AMY GOODMAN: I would like to see a clip of your on the floor of state Senate. Not sitting on the floor, but when you addressed Governor last week.

SEN. SHEVRIN JONES: And so, Governor DeSantis, I’m not going to call what you’re doing a culture war anymore. I’m going to call it just what it is: It’s a racist tactic that you’re doing, and you know what you’re doing.

AMY GOODMAN: It was actually at a news conference you held. How did he reply?

SEN. SHEVRIN JONES: They didn’t respond at all, actually. And I think a lot of this, what we’re seeing, Amy, is all of this is just a distraction. Whether it’s Disney, whether it’s CRT, all of these things that’s happening is a distraction. But what we can’t allow to happen, we cannot allow the Black community to continue to be run over. Yesterday we had a call that included over 300 people from the state. It was hosted by the NAACP. The Republicans have just awakened an ancient giant.

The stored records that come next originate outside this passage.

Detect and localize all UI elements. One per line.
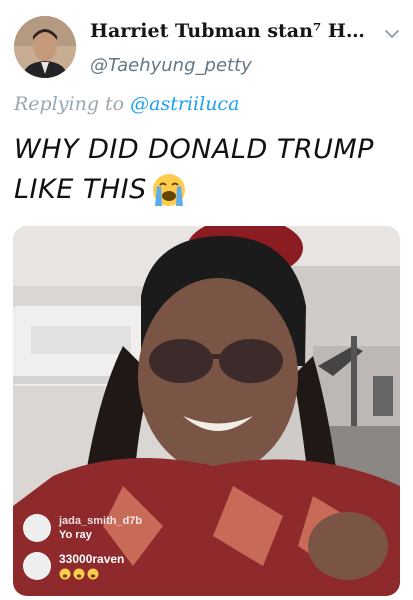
- author-avatar-image: [14, 16, 76, 78]
- tweet-text-line-1: WHY DID DONALD TRUMP: [14, 134, 374, 165]
- crying-emoji-row: [59, 568, 124, 580]
- crying-face-icon: [59, 568, 71, 580]
- author-display-name[interactable]: Harriet Tubman stan⁷ Hwa...: [90, 20, 375, 42]
- author-handle[interactable]: @Taehyung_petty: [90, 55, 252, 76]
- tweet-text-line-2: LIKE THIS: [14, 174, 147, 205]
- live-comment: 33000raven: [23, 552, 124, 580]
- replying-to-label: Replying to: [14, 93, 125, 115]
- tweet-text: WHY DID DONALD TRUMP LIKE THIS: [14, 130, 404, 210]
- replying-to-line: Replying to @astriiluca: [14, 93, 239, 115]
- loudly-crying-face-icon: [152, 174, 185, 206]
- comment-username: jada_smith_d7b: [59, 515, 143, 527]
- author-avatar[interactable]: [14, 16, 76, 78]
- video-thumbnail[interactable]: jada_smith_d7b Yo ray 33000raven: [13, 226, 400, 596]
- avatar: [23, 552, 51, 580]
- comment-username: 33000raven: [59, 552, 125, 566]
- live-comment: jada_smith_d7b Yo ray: [23, 514, 142, 542]
- chevron-down-icon[interactable]: [383, 27, 401, 41]
- crying-face-icon: [73, 568, 85, 580]
- avatar: [23, 514, 51, 542]
- replying-to-handle-link[interactable]: @astriiluca: [130, 93, 239, 115]
- comment-text: Yo ray: [59, 529, 92, 541]
- crying-face-icon: [87, 568, 99, 580]
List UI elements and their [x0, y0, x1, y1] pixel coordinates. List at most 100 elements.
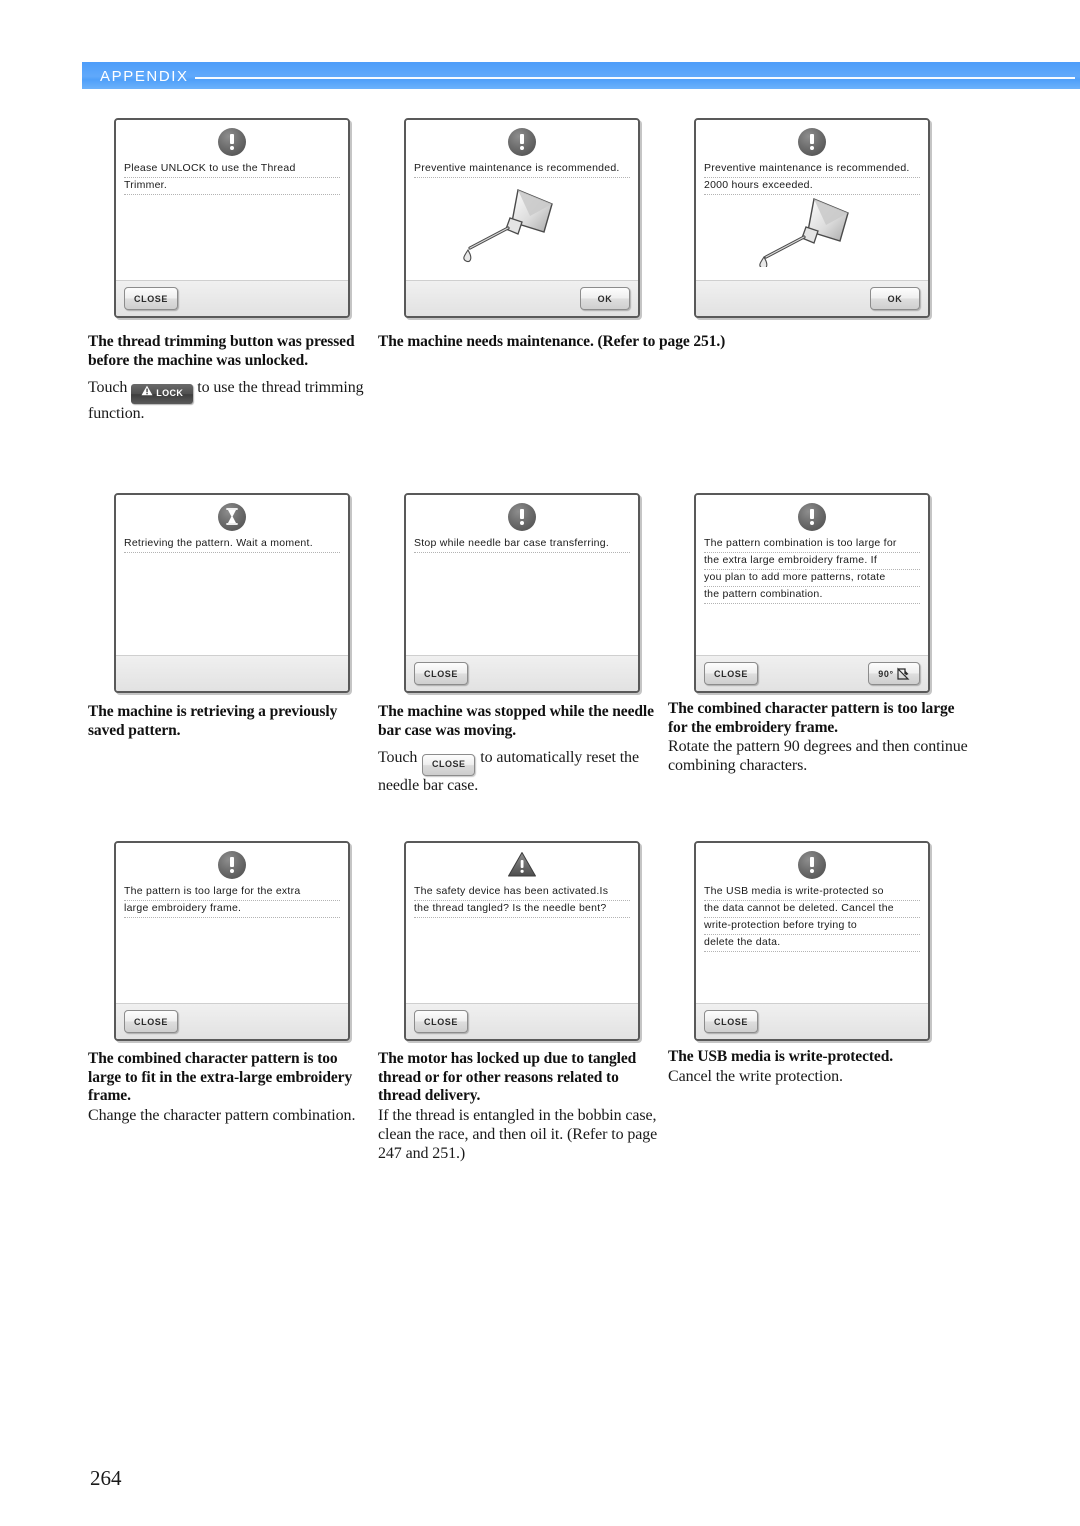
dialog-cell-3-1: The pattern is too large for the extra l…: [114, 841, 350, 1041]
caption-body: If the thread is entangled in the bobbin…: [378, 1106, 658, 1162]
lcd-footer: CLOSE: [116, 280, 348, 316]
exclamation-circle-icon: [218, 851, 246, 879]
caption-heading: The machine is retrieving a previously s…: [88, 703, 338, 739]
close-button[interactable]: CLOSE: [704, 662, 759, 685]
message-line: Preventive maintenance is recommended.: [704, 161, 920, 178]
warning-triangle-icon: [141, 384, 153, 403]
message-text: Preventive maintenance is recommended. 2…: [704, 161, 920, 195]
caption-2-3: The combined character pattern is too la…: [668, 700, 968, 775]
lcd-footer: CLOSE: [406, 1003, 638, 1039]
ok-button[interactable]: OK: [580, 287, 630, 310]
message-line: the thread tangled? Is the needle bent?: [414, 901, 630, 918]
caption-body: Cancel the write protection.: [668, 1067, 843, 1085]
caption-body-post: to use the thread trimming function.: [88, 379, 364, 422]
close-button[interactable]: CLOSE: [124, 287, 179, 310]
dialog-cell-1-3: Preventive maintenance is recommended. 2…: [694, 118, 930, 318]
message-line: 2000 hours exceeded.: [704, 178, 920, 195]
warning-triangle-icon: [507, 851, 537, 878]
lcd-dialog: Please UNLOCK to use the Thread Trimmer.…: [114, 118, 350, 318]
message-line: The pattern is too large for the extra: [124, 884, 340, 901]
caption-heading: The machine was stopped while the needle…: [378, 703, 654, 739]
caption-3-2: The motor has locked up due to tangled t…: [378, 1050, 661, 1163]
caption-2-1: The machine is retrieving a previously s…: [88, 703, 371, 740]
message-line: Trimmer.: [124, 178, 340, 195]
icon-area: [414, 126, 630, 160]
close-button-inline[interactable]: CLOSE: [422, 753, 476, 776]
message-line: The safety device has been activated.Is: [414, 884, 630, 901]
message-line: Stop while needle bar case transferring.: [414, 536, 630, 553]
message-text: The pattern combination is too large for…: [704, 536, 920, 604]
lcd-footer: [116, 655, 348, 691]
lock-label: LOCK: [156, 388, 184, 398]
caption-body-pre: Touch: [378, 749, 418, 766]
lcd-dialog: Preventive maintenance is recommended. O…: [404, 118, 640, 318]
rotate-90-button[interactable]: 90°: [868, 662, 920, 685]
icon-area: [124, 126, 340, 160]
dialog-cell-2-3: The pattern combination is too large for…: [694, 493, 930, 693]
message-line: The USB media is write-protected so: [704, 884, 920, 901]
lcd-dialog: Preventive maintenance is recommended. 2…: [694, 118, 930, 318]
message-line: Preventive maintenance is recommended.: [414, 161, 630, 178]
close-button[interactable]: CLOSE: [704, 1010, 759, 1033]
message-text: Please UNLOCK to use the Thread Trimmer.: [124, 161, 340, 195]
dialog-cell-3-3: The USB media is write-protected so the …: [694, 841, 930, 1041]
message-text: Retrieving the pattern. Wait a moment.: [124, 536, 340, 553]
dialog-cell-3-2: The safety device has been activated.Is …: [404, 841, 640, 1041]
page-number: 264: [90, 1466, 122, 1490]
exclamation-circle-icon: [798, 851, 826, 879]
icon-area: [704, 849, 920, 883]
lcd-dialog: Retrieving the pattern. Wait a moment.: [114, 493, 350, 693]
lcd-body: The pattern is too large for the extra l…: [116, 843, 348, 1003]
page-section-title: APPENDIX: [100, 68, 189, 85]
hourglass-icon: [218, 503, 246, 531]
exclamation-circle-icon: [218, 128, 246, 156]
lcd-footer: CLOSE 90°: [696, 655, 928, 691]
lcd-body: Please UNLOCK to use the Thread Trimmer.: [116, 120, 348, 280]
lcd-dialog: The USB media is write-protected so the …: [694, 841, 930, 1041]
lcd-footer: CLOSE: [696, 1003, 928, 1039]
lcd-body: Preventive maintenance is recommended. 2…: [696, 120, 928, 280]
caption-body: Touch LOCK to use the thread trimming func…: [88, 378, 371, 423]
oil-bottle-illustration: [704, 195, 920, 267]
message-line: The pattern combination is too large for: [704, 536, 920, 553]
message-line: the extra large embroidery frame. If: [704, 553, 920, 570]
lcd-body: Preventive maintenance is recommended.: [406, 120, 638, 280]
close-button[interactable]: CLOSE: [124, 1010, 179, 1033]
caption-3-3: The USB media is write-protected. Cancel…: [668, 1048, 973, 1086]
header-rule: [195, 77, 1075, 79]
caption-1-1: The thread trimming button was pressed b…: [88, 333, 371, 423]
exclamation-circle-icon: [508, 128, 536, 156]
lcd-body: Stop while needle bar case transferring.: [406, 495, 638, 655]
message-text: The pattern is too large for the extra l…: [124, 884, 340, 918]
dialog-cell-1-2: Preventive maintenance is recommended. O…: [404, 118, 640, 318]
icon-area: [414, 501, 630, 535]
icon-area: [704, 501, 920, 535]
message-text: Stop while needle bar case transferring.: [414, 536, 630, 553]
exclamation-circle-icon: [798, 503, 826, 531]
icon-area: [124, 849, 340, 883]
dialog-cell-1-1: Please UNLOCK to use the Thread Trimmer.…: [114, 118, 350, 318]
message-line: the data cannot be deleted. Cancel the: [704, 901, 920, 918]
caption-body: Touch CLOSE to automatically reset the nee…: [378, 748, 661, 795]
caption-heading: The combined character pattern is too la…: [668, 700, 955, 736]
exclamation-circle-icon: [508, 503, 536, 531]
caption-1-2: The machine needs maintenance. (Refer to…: [378, 333, 978, 352]
caption-3-1: The combined character pattern is too la…: [88, 1050, 371, 1125]
close-button[interactable]: CLOSE: [414, 1010, 469, 1033]
dialog-cell-2-1: Retrieving the pattern. Wait a moment.: [114, 493, 350, 693]
caption-heading: The combined character pattern is too la…: [88, 1050, 353, 1104]
rotate-90-label: 90°: [878, 668, 894, 679]
message-text: The USB media is write-protected so the …: [704, 884, 920, 952]
caption-heading: The motor has locked up due to tangled t…: [378, 1050, 637, 1104]
dialog-cell-2-2: Stop while needle bar case transferring.…: [404, 493, 640, 693]
icon-area: [414, 849, 630, 883]
message-line: the pattern combination.: [704, 587, 920, 604]
lock-button-inline[interactable]: LOCK: [131, 383, 194, 404]
lcd-dialog: The pattern combination is too large for…: [694, 493, 930, 693]
lcd-footer: OK: [406, 280, 638, 316]
ok-button[interactable]: OK: [870, 287, 920, 310]
close-button[interactable]: CLOSE: [414, 662, 469, 685]
caption-heading: The machine needs maintenance. (Refer to…: [378, 333, 726, 350]
icon-area: [124, 501, 340, 535]
lcd-body: The safety device has been activated.Is …: [406, 843, 638, 1003]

You know, we already — right now within the South Florida, particularly in Miami, Miami has become the most expensive place to live. A lot of these areas that we’re speaking about are Black communities. And so, the fact that we are going to go to Tallahassee, waste our time, waste taxpayers’ money to hold a special session to take a special district away from Disney, all because you want to punish them, while ignoring the fact that we have bigger issues that we need to deal with, this is lackluster leadership at its best.

And I’ll end with this, that as we continue to move forward, that what we’re seeing right now in Florida, it is not just a culture war. It is racist attacks that are taking place all across this country. Republicans are seeing that they are in crisis and are going to great lengths, to take power away, to pick off marginalized people. Why is this? It’s because they see their power slipping away from them. But what they’re doing is dangerous and can have long-lasting effect on the state and in this country.